It's not more accurate in any meaningful way, it's just different. The mister has a number of advantages to PC emulation but accuracy strictly speaking isn't one of them.

Which accuracy do you have in mind?

And you still can't deny the latency associated with SW emulation. Removing the OS out of SW performance equation can't remove the latency when simulation interacts with real world even in theory.
Fpga implementation simply has no this treat, the events on exposed/observable interfaces happen in real time exactly at the required moment down to some nanoseconds. Because it is a hardware and not a data model simulation that spins in a higher-level virtual machine with unpredictable timings.

Well that is the question. What is accuracy? If the real interaction of chips is expressed faithfully and exactly is that accurate? What if the functional utility of the device is expressed is that enough?
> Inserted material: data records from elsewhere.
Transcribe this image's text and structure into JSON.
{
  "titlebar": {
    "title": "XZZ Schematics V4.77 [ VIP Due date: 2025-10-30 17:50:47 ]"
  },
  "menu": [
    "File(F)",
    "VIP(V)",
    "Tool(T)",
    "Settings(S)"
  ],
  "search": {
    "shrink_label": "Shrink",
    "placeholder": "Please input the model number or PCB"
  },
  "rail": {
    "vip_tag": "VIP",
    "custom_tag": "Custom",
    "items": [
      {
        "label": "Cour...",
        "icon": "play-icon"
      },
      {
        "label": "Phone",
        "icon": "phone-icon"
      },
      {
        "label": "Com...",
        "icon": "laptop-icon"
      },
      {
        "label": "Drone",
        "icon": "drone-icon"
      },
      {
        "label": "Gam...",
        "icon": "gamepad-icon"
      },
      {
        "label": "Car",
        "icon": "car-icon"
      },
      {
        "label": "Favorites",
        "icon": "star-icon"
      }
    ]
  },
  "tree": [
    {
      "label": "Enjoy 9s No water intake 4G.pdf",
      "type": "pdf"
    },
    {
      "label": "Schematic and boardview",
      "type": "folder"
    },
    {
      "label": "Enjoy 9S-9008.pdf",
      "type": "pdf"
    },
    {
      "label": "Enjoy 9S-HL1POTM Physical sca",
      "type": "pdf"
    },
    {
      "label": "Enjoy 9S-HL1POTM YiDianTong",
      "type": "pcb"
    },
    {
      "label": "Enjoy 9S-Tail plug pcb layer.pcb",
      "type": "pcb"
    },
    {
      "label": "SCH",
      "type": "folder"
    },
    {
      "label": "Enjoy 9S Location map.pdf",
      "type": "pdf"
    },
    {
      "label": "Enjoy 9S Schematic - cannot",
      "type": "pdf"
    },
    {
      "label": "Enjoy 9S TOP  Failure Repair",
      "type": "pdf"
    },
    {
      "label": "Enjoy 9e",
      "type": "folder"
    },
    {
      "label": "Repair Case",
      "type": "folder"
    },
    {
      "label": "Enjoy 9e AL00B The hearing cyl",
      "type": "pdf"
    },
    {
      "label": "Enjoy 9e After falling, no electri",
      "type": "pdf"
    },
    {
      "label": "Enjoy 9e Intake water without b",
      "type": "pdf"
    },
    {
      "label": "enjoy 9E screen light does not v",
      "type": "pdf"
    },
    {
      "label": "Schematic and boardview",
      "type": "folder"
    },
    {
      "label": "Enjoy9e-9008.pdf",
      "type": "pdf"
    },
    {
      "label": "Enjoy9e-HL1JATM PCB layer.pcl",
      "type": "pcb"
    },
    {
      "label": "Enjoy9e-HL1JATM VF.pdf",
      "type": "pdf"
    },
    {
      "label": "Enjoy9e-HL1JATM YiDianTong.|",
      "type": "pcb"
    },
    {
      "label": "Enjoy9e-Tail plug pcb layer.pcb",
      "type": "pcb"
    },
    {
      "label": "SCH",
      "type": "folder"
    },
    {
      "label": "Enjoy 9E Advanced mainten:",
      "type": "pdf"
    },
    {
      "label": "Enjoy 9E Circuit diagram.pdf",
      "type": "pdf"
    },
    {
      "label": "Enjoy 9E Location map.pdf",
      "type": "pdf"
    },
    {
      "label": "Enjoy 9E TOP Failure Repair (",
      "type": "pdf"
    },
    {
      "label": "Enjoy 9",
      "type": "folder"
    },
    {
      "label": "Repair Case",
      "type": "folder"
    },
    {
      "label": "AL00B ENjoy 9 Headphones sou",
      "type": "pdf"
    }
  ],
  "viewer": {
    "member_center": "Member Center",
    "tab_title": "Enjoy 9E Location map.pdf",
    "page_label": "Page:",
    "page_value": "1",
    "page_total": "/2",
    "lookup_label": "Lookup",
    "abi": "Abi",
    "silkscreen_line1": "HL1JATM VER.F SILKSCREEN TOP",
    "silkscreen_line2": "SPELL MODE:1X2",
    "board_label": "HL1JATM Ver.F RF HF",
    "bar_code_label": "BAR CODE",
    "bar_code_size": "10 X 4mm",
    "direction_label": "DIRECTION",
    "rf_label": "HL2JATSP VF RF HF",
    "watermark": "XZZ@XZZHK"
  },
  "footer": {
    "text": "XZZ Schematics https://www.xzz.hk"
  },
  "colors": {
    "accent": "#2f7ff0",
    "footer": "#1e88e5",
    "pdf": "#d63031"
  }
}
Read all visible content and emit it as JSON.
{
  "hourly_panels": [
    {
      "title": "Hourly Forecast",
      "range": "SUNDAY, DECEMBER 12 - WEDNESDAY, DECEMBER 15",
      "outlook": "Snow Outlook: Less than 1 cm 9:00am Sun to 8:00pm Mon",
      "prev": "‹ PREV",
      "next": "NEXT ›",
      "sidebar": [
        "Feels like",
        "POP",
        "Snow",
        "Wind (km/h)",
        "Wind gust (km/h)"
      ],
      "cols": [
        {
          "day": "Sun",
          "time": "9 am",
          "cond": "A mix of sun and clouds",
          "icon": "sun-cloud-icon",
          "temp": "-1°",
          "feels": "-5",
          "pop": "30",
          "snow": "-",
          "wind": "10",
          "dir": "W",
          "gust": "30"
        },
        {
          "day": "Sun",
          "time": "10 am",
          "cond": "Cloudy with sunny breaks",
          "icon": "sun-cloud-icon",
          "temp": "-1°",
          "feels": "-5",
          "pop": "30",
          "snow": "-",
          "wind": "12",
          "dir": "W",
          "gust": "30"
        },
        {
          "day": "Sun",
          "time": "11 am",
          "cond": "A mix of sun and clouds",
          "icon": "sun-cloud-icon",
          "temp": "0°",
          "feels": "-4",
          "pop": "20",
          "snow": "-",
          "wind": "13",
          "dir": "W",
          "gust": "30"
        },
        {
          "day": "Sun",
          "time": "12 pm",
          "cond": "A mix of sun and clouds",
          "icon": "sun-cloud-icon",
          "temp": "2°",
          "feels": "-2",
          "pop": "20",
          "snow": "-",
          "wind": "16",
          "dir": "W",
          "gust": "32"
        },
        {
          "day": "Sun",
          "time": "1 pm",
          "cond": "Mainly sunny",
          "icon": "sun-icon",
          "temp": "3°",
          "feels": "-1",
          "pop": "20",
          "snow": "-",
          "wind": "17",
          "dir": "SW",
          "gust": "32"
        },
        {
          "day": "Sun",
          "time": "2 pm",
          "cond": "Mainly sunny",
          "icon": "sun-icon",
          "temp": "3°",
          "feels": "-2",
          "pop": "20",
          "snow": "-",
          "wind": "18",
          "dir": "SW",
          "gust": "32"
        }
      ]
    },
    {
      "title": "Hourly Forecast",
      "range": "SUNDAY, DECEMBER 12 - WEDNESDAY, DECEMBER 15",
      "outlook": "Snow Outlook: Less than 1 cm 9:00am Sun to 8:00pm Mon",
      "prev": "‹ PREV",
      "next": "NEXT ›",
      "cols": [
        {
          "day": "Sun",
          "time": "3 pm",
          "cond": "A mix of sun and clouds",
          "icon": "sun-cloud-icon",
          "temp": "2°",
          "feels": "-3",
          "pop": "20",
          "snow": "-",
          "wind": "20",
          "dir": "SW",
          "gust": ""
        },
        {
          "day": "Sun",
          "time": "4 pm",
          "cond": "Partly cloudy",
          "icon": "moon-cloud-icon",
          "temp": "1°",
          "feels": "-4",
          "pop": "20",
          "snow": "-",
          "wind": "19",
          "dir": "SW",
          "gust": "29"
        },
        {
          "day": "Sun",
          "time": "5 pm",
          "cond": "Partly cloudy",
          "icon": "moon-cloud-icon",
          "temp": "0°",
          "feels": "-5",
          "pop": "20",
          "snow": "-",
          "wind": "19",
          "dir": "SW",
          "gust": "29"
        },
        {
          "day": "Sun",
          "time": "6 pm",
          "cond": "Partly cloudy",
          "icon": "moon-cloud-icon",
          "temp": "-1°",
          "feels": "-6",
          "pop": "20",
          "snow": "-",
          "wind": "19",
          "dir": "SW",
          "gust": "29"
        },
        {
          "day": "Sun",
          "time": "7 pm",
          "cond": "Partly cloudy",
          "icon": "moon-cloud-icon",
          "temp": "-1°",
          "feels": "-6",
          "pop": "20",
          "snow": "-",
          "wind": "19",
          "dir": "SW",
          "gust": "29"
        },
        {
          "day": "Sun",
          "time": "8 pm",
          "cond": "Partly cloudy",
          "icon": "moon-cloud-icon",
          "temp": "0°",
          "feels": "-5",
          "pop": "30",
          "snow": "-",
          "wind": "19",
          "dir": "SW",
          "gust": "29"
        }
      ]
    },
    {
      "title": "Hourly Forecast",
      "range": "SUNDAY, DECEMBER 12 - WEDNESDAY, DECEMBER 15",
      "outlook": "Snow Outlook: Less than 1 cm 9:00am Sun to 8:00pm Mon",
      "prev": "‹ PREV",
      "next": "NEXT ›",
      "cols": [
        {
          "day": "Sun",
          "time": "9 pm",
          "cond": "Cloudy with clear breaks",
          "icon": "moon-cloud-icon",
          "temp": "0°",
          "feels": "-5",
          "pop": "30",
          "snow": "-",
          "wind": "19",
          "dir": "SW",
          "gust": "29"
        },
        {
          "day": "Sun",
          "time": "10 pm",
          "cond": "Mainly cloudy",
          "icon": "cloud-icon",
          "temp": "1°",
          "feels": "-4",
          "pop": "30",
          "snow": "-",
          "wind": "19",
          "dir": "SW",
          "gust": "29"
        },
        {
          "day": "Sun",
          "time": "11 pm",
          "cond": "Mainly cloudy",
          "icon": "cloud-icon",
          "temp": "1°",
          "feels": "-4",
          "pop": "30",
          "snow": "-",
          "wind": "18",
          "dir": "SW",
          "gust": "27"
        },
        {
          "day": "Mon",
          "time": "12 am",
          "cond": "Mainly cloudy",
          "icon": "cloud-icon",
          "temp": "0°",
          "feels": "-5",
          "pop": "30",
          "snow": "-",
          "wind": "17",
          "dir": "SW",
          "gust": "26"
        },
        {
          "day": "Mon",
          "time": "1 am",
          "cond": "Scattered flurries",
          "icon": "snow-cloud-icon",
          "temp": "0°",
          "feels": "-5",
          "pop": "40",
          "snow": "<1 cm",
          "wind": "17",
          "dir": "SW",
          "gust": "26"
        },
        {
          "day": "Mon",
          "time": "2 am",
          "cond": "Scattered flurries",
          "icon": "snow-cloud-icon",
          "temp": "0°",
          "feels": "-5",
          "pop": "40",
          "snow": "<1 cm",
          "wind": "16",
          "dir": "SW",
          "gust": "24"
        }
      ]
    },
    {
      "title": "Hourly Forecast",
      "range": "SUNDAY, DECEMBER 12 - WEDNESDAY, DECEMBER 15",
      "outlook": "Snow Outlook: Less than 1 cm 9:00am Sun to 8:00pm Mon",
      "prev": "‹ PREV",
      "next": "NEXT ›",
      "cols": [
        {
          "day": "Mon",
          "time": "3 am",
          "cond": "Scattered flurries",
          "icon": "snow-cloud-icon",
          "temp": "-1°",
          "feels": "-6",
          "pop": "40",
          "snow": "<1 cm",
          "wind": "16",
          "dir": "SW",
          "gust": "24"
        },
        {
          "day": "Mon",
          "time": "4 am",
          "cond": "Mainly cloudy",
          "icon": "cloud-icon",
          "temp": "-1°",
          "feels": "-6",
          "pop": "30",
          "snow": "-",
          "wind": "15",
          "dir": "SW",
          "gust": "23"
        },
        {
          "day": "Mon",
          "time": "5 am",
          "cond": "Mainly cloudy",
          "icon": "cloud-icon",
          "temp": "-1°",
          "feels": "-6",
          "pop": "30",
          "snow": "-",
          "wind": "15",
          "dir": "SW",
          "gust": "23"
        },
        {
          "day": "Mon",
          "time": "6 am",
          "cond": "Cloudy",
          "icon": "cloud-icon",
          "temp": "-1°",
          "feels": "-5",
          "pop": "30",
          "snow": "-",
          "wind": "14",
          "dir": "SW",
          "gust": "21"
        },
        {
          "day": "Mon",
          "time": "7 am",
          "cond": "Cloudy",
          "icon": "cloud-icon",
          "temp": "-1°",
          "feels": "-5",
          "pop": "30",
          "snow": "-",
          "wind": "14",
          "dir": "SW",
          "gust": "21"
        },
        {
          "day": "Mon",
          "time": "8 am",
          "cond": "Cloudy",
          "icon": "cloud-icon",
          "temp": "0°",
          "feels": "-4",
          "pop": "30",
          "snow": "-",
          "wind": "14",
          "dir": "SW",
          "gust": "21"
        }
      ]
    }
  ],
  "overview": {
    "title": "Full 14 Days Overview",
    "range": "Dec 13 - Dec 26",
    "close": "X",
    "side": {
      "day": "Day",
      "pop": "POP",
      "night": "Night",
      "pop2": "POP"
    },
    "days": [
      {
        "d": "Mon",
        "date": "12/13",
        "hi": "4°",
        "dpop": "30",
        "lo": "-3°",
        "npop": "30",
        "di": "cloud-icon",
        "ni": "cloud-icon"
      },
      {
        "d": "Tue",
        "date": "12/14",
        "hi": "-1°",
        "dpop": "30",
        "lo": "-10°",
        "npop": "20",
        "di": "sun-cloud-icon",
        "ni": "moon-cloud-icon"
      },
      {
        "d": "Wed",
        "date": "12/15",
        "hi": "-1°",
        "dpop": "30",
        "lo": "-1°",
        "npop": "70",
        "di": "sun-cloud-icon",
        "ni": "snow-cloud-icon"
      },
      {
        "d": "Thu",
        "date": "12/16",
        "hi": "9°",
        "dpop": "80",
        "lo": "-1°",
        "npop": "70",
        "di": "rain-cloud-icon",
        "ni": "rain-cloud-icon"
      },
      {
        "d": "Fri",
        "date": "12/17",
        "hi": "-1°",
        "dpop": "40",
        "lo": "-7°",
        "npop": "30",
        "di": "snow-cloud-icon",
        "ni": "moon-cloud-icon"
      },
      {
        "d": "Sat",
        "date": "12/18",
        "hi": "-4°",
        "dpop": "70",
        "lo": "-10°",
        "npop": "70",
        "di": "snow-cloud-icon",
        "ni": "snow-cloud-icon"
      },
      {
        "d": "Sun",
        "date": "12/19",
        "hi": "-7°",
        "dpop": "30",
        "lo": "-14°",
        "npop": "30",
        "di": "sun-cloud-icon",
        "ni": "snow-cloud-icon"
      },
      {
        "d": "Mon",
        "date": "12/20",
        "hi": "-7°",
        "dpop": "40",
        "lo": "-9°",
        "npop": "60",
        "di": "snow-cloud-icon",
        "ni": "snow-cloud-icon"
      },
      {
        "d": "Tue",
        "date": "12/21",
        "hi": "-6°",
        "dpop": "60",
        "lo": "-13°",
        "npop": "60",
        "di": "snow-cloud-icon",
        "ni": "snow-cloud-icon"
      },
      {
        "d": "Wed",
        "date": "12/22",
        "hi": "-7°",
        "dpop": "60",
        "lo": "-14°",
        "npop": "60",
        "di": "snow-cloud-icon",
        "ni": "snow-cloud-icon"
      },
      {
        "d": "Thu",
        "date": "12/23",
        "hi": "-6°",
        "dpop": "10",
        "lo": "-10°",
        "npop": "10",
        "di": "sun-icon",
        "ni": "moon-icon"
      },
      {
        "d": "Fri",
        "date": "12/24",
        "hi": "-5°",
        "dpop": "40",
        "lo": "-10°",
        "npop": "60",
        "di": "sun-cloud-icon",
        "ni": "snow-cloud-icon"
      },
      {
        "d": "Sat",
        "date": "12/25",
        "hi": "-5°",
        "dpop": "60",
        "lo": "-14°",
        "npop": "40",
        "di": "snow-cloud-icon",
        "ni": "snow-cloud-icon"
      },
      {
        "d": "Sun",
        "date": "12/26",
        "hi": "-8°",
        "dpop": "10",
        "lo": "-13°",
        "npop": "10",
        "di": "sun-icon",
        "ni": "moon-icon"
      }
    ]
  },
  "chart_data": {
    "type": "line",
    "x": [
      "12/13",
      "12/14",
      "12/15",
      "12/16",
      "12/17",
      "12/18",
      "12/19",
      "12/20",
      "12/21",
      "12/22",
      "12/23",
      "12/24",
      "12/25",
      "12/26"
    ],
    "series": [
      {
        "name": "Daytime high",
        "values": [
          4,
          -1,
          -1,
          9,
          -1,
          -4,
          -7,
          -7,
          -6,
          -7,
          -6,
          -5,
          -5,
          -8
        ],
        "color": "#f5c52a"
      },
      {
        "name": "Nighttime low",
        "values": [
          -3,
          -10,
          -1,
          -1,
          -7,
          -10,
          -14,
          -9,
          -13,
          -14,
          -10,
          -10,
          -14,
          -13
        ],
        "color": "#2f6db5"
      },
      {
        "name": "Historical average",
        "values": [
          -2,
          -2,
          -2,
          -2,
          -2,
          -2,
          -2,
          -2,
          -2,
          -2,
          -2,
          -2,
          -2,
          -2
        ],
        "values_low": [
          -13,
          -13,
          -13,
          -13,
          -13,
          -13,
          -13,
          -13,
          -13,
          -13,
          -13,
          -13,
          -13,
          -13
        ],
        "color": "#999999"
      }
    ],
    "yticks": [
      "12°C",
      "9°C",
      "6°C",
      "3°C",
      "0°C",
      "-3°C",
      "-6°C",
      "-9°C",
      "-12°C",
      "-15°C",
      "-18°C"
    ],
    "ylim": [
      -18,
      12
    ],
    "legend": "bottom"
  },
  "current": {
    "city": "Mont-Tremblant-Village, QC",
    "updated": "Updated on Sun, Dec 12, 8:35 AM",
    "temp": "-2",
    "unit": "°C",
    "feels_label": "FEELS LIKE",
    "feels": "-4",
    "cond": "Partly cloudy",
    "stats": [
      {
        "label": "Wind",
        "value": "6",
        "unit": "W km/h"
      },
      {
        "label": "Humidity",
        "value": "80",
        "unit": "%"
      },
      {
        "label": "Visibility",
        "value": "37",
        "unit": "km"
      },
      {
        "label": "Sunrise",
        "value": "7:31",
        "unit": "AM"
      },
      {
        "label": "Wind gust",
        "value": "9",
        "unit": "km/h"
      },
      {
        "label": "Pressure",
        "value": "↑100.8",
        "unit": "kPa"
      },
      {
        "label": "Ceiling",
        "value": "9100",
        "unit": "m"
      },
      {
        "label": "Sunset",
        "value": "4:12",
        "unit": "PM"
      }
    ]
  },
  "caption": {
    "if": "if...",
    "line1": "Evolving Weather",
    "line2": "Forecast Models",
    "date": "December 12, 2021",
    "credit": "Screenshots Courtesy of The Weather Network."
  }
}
It's a philosophical question. The most accurate software emulators like BSNES do not simulate each transistor and gate but they do represent the behavior of those chips, sometimes in great detail and sometimes in aggregate. Mister cores do not have the space to represent the entire circuit 1-1 so they build equivalent circuits. Does it matter? Which one is "better"? I have an apple for your orange.

One dangerous notion that does need to be dispelled is that mister cores are perfect because in some fundamental way they are better simulators. The good mister cores are incredible. There are many mister cores that are still being developed and need more time. They have bugs, they don't support all the features of the original hardware, they don't always have the performance or the behavior you would expect, ect.

The latency thing is a separate issue. From a practical standpoint you don't have to process inputs in nanoseconds for a video game. The real reason software emulators have higher latency (sometimes) than real hardware or FPGA is complicated, and yes the OS and the drivers absolutely play a part. Why it's worse though almost doesn't matter, only that it is worse. The mister has negligible input lag compared to real hardware which is one of many good reasons to play games on a mister.